Us is a nice addition to the wildly eclectic mix of restaurants in Middletown. There’s Tibetan, dozens of pizza and Italian places, Vietnamese, Mexican, Jamaican, BBQ, solid pub fare and a lot more. Us serves soul food with a Caribbean touch to it. The menu includes pan-seared snapper, jerk-spiced fillet mignon, wine-braised oxtail, curry goat, pernil, ribs with Hopping John and collards, and quite a bit more. This is soul food and Island cooking with fancy frills. The draft beer selection caught my attention. There was an oak-aged beer from Inness and Gunn, a popular Scottish craft brewery. The always refreshing Peroni and a saison from Connecticut’s own Two Roads were also on tap, among a few other notables. I thought the selection showed good sense, and it captured the kind of bold wide-ranging spirit that seems to infuse the cooking at Us, too.
I ordered the chicken and waffles. That, aside from some sweet and soft cornbread that came before my meal, was all I ate at Us. But it gave me an idea of how they do things. It turns out the chicken and waffles were sort of a riff on chicken and waffles. To start with, the waffles were red velvet waffles, meaning they were bright red (food coloring) and sort of cake-y. And the chicken was a boneless chicken breast that had been fried, sort of what you might call “chicken fried chicken.” (My definition of fried chicken includes a bone.) Upping the boldness factor, the plate, in addition to little pools of maple syrup and squirts of soft butter, had been adorned with dots of sriracha.

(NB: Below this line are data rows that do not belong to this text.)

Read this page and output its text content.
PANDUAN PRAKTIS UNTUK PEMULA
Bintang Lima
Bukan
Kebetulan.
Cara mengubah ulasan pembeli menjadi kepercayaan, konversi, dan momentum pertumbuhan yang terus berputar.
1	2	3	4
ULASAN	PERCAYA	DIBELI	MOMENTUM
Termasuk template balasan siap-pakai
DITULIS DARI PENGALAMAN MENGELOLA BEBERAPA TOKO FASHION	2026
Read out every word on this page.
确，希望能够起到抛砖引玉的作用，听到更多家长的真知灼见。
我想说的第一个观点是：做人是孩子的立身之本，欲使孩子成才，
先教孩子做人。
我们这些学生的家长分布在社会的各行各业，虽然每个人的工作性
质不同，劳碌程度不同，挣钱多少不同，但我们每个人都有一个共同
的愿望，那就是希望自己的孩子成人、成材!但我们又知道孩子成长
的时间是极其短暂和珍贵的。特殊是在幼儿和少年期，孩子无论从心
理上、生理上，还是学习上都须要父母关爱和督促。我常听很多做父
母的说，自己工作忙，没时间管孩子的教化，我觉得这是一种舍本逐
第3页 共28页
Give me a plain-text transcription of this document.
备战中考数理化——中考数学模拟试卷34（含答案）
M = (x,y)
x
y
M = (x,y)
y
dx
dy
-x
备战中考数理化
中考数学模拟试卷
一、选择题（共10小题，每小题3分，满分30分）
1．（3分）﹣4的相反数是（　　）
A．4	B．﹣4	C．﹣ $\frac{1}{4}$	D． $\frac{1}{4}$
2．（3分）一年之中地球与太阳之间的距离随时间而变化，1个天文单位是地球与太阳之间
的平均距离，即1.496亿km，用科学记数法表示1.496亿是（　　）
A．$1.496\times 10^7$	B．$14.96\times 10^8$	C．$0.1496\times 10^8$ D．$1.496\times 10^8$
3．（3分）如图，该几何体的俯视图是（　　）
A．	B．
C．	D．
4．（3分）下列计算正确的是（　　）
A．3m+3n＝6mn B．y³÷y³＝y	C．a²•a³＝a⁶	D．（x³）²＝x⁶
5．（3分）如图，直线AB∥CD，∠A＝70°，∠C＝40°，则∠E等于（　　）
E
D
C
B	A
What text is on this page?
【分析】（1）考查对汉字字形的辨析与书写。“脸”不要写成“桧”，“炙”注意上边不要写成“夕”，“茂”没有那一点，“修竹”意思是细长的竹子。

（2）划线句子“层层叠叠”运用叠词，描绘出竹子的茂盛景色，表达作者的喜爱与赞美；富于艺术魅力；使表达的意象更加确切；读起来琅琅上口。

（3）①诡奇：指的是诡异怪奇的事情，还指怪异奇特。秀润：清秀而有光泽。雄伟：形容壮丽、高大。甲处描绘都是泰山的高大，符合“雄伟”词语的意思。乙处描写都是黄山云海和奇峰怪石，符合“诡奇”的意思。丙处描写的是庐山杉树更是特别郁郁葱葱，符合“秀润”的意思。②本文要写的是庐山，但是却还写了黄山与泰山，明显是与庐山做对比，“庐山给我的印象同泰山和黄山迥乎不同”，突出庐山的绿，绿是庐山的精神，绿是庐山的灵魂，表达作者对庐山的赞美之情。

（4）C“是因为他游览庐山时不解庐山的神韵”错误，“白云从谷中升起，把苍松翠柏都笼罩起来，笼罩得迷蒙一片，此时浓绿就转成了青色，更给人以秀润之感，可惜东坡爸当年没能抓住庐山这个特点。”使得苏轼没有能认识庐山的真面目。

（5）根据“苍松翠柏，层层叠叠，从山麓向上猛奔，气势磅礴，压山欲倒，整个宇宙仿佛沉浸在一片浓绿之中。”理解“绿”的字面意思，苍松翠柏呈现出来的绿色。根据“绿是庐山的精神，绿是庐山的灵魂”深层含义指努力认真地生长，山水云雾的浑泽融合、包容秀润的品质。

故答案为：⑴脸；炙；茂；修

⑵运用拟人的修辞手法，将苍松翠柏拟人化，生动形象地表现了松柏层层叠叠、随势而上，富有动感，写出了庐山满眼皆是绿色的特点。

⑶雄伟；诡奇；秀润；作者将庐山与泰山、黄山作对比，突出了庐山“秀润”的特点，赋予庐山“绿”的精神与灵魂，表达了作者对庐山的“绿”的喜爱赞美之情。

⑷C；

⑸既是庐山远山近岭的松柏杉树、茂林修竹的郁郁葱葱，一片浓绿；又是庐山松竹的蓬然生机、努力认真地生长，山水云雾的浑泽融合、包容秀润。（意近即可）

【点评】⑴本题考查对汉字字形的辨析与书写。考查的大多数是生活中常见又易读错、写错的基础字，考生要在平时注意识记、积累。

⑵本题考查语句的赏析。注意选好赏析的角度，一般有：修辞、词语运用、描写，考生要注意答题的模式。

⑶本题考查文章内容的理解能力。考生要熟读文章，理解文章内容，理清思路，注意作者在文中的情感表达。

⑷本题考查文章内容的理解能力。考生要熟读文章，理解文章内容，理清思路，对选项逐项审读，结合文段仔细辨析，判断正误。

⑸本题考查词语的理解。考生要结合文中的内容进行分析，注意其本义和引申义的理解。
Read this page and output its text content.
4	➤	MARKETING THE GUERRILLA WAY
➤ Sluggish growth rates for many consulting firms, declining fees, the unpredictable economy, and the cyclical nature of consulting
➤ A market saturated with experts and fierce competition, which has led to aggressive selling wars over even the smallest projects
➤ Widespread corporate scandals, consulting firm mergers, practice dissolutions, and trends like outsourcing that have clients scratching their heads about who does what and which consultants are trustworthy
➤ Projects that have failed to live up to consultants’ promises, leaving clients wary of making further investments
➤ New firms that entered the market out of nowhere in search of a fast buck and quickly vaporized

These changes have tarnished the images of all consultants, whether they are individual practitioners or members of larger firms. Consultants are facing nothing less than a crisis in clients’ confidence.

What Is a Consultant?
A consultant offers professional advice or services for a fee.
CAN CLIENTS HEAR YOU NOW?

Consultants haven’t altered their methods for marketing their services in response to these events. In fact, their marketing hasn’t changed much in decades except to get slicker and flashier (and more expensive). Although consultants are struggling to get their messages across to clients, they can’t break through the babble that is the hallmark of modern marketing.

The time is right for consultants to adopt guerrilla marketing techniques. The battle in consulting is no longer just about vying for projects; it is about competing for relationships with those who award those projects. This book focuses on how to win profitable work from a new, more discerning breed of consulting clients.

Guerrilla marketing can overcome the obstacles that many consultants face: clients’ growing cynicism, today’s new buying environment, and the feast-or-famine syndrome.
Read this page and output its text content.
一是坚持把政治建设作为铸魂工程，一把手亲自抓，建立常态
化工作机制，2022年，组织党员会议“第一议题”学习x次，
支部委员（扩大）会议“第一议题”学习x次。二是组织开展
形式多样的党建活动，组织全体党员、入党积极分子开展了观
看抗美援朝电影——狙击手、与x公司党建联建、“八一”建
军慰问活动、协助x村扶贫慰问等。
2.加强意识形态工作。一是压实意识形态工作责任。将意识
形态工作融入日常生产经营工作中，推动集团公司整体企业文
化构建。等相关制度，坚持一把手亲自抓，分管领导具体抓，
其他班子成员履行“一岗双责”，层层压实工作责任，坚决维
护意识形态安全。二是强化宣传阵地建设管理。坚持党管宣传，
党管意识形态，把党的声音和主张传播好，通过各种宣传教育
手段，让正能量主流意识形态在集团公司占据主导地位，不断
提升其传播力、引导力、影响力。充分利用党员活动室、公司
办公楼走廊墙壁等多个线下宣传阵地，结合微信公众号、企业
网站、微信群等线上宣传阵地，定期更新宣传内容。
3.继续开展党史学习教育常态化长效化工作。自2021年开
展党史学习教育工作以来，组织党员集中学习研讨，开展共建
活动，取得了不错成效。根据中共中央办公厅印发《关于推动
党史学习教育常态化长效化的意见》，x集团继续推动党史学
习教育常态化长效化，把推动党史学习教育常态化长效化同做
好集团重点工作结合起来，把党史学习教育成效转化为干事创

The chicken had a pleasing crust, with a hint of herbs (thyme?) in the exterior and the convergence of sweet and savory, soft and crunchy, spicy hot and buttery made for a fun and funky meal. My thinking is that just regular old chicken and waffles is probably enough to perplex many diners, but to make the dish even racier by including red-velvet waffles and fiery accents of sriracha, I thought was a sign of boldness on the part of the kitchen. I hope it pays off. And I hope more customers are intrigued and impressed than the few that might be left scratching their heads.